Intelligent Enterprise featuring Transform
START NEWS & ANALYSIS OPINION CHANNELS PRODUCT GUIDES REVIEWS TECHWEBCASTS
CONTACTS ARCHIVES ADVANCED SEARCH
Rate & Review
Letter to the Editor
E-mail Article
Print Article
August 2002

Choose the Right Tools for Content Editing

by Bill Trippe

It's ironic. Technology providers have been eager to shelve the term document management and embrace content management, but when you look at what many organizations need to manage, the most challenging problem remains ... um ... document content.

Why are documents so challenging? Because they have structure and detail that other applications require — everything from manufacturing part numbers to the names on contracts. As content management systems (CMSs) are integrated with other enterprise applications, a key question is, "How can documents be created and kept up to date by human editors, while at the same time providing the structure and detail that the CMS needs?"

For most CMS implementations, template-based and HTML forms-based interfaces still predominate, especially in applications that connect human users to "fielded" data. For example, marketing staff can change a product price by entering the new value in the CMS interface's price box.

But forms-based interfaces don't hold up well with document-length content. Users are much more comfortable with a familiar word processing interface, including formatting and editorial tools such as spell checking that have become a normal part of document workflow. As a result, many CMS vendors have adopted mechanisms for at least loosely coupling word processing tools with their applications.

In light of the ongoing need to manage document content, it's natural to wonder whether the documents themselves, or some components of the documents, should be maintained as XML data. Would this choice mean that the people responsible for creating and updating the documents would need to learn XML coding and use XML editing tools?

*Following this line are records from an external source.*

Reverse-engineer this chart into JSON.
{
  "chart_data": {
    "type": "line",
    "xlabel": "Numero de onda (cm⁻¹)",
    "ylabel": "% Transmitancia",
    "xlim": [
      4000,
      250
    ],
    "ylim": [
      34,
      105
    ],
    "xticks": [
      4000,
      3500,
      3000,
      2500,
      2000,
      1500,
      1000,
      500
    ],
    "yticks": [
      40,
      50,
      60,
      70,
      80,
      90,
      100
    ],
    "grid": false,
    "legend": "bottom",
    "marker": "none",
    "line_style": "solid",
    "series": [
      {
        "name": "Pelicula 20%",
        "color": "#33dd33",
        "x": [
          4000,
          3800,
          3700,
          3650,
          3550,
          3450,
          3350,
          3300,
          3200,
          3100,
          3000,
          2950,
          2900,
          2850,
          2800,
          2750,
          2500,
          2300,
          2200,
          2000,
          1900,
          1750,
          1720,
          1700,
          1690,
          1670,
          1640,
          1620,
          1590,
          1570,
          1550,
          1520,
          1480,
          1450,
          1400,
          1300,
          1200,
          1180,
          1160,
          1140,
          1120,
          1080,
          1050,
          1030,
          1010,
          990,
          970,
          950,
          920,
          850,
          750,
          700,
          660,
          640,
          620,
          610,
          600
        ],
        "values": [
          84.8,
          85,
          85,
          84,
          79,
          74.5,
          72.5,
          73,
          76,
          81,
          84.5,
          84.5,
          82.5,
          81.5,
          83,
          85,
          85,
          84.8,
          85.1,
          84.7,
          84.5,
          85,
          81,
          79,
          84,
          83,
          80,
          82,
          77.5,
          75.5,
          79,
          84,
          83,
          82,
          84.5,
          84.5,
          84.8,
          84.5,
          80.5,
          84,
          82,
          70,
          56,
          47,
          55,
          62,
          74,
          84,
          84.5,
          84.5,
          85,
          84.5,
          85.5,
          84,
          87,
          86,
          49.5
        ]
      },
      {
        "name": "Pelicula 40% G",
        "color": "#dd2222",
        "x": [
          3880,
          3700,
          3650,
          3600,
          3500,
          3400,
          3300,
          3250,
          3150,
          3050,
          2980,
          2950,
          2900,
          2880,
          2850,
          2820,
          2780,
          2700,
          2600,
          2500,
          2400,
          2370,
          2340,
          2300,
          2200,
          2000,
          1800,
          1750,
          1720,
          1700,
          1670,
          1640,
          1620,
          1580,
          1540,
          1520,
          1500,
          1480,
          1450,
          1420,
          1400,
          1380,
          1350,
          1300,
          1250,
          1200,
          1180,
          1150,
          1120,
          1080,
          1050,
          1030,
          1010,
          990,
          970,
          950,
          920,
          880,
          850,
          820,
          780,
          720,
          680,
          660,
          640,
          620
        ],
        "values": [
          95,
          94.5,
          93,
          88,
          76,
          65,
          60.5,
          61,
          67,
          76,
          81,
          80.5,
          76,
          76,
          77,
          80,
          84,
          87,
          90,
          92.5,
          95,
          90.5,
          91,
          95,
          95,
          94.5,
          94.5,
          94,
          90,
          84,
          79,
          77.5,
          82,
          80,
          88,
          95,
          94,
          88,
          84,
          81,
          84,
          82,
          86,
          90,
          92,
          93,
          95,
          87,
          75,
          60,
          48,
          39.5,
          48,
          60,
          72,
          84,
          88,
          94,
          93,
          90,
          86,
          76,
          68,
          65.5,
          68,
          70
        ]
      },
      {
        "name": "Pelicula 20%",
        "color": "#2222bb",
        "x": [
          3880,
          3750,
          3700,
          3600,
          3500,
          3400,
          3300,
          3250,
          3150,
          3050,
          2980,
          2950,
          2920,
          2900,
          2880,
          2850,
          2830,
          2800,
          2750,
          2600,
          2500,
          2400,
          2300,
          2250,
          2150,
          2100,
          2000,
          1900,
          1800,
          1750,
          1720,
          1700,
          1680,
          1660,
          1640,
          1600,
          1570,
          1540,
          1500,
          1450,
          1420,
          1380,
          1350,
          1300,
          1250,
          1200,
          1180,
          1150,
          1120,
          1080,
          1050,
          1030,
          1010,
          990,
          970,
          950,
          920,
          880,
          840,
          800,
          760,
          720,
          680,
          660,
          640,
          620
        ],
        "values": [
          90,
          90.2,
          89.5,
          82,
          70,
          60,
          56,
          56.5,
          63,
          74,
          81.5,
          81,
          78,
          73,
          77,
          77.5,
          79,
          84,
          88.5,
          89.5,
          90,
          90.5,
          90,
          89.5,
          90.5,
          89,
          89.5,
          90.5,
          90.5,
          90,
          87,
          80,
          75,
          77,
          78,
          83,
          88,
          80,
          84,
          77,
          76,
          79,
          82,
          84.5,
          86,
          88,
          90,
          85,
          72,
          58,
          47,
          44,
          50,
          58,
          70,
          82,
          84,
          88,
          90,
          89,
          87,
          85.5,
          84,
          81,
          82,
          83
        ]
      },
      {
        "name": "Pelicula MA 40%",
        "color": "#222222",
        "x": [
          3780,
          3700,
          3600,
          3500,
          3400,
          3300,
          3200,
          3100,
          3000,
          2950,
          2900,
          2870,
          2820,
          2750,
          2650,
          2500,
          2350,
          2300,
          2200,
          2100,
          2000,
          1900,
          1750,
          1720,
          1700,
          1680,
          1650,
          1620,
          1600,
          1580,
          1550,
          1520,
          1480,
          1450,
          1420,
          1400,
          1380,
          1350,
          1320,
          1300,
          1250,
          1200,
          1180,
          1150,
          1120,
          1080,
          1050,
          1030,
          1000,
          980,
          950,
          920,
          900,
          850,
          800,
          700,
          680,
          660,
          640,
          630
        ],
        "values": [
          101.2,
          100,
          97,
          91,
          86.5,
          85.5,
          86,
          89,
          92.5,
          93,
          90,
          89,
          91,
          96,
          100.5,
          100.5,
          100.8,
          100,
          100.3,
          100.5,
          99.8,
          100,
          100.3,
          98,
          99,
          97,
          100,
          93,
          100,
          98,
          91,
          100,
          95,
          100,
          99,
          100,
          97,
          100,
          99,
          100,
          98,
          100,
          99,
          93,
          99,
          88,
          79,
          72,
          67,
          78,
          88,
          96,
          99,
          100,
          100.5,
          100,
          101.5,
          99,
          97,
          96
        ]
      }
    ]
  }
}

These questions are only beginning to be answered, and as a result, the state of the art in editorial interfaces is a mixed bag. The CMS implementations now in the field reveal a combination of XML editing tools, template editing and some specialized tools for content conversion, pretagging and posttagging.

Different Needs Demand Different Interfaces

If organizations are going to take full advantage of CMSs, knowledge workers must be able to create and update content themselves and add intelligence to the content being managed. As more and more people in the enterprise contribute and update content, the need increases for simple-to-learn yet powerful tools that allow contributors to concentrate on the material they're creating or updating. They shouldn't have to worry about the intricacies of how content should be tagged for manipulation by the CMS.

When considering editorial interfaces for content management, organizations have a number of options:

Template (or forms-based) interfaces have become de rigueur for CMSs, mainly because CMS applications are often based on relational repositories, and the shortest distance between a thin client and a relational database is an HTML- or Java-based form. The bulk of CMS applications are reliant on this kind of interface as the primary means of entering and updating content and assigning metadata at a coarse level.

Word processing applications such as Microsoft Word are used to create content to be stored in its native form or saved as HTML, XML or another neutral format. The challenge, of course, is integrating the proprietary structures in Word with the more neutral structures the CMS stores — either relational databases, some sort of object storage or XML. The granularity of tagging available with this option can vary greatly. While Word itself typically applies styles at a paragraph level, some editorial interfaces based on Word can impose XML or object-level granularity.

HTML editors are used to create and edit content stored as HTML or smaller, relatively discrete "chunks" of content that can be mapped from HTML to the underlying data structures. This approach offers little efficiency for situations in which content must be finely grained and/or of high quality.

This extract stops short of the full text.